OTIC intends to invest in securities that are rated below investment grade by rating agencies or that would be rated below investment grade if they were rated. Below investment grade securities, which are often referred to as "junk," have predominantly speculative characteristics with respect to the issuer's capacity to pay interest and repay principal. They may also be illiquid and difficult to value.
The Adviser and its affiliates face a number of conflicts with respect to OTIC. Currently, the Adviser and Its affiliates manage other investment entities, including Blue Owl Capital Corporation and Blue Owl Capital Corporation II, and are not prohibited from raising money for and managing future investment entities that make the same types of investments as those OTIC targets. As a result, the time and resources that the Adviser devotes to OTIC may be diverted. In addition, OTIC may compete with any such investment entity also managed by the Adviser for the same investors and investment opportunities. Furthermore, the Adviser may face conflicts of interest with respect to services it may perform for companies in which OTIC invests as it may receive fees in connection with such services that may not be shared with OTIC.

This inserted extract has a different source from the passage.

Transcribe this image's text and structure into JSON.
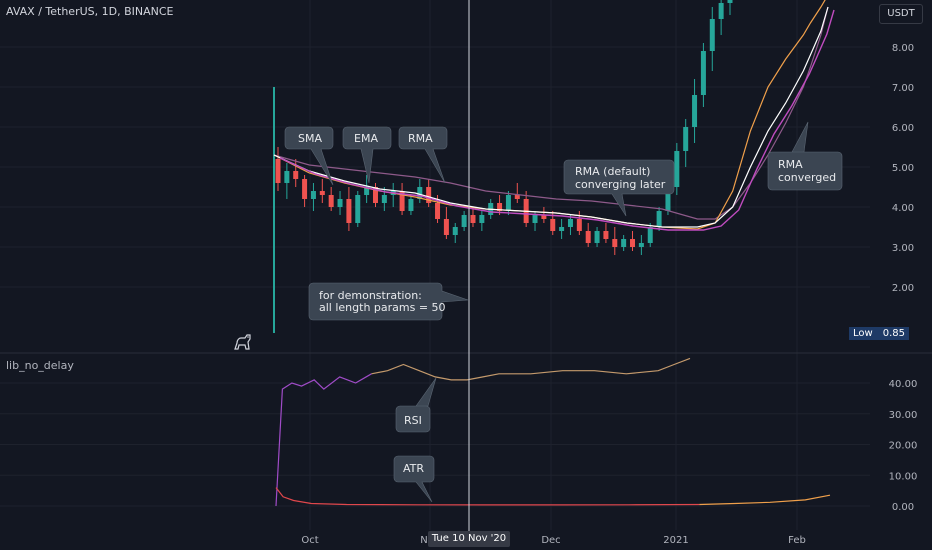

The incentive fee payable by OTIC to the Adviser may create an incentive for the Adviser to make investments on OTIC's behalf that are risky or more speculative than would be the case in the absence of such compensation arrangements. OTIC may be obligated to pay the Adviser Incentive fees even if OTIC incurs a net loss due to a decline in the value of its portfolio and even if its earned interest income is not payable in cash.
The information provided above is not directed at any particular investor or category of investors and is provided solely as general information about Blue Owl Capital Inc.'s products and services to regulated financial intermediaries and to otherwise provide general Investment education. No information contained herein should be regarded as a suggestion to engage in or refrain from any investment-related course of action as Blue Owl Securities LLC, its affiliates, and OTIC are not undertaking to provide impartial investment advice, act as an impartial adviser, or give advice in a fiduciary capacity with respect to the materials presented herein.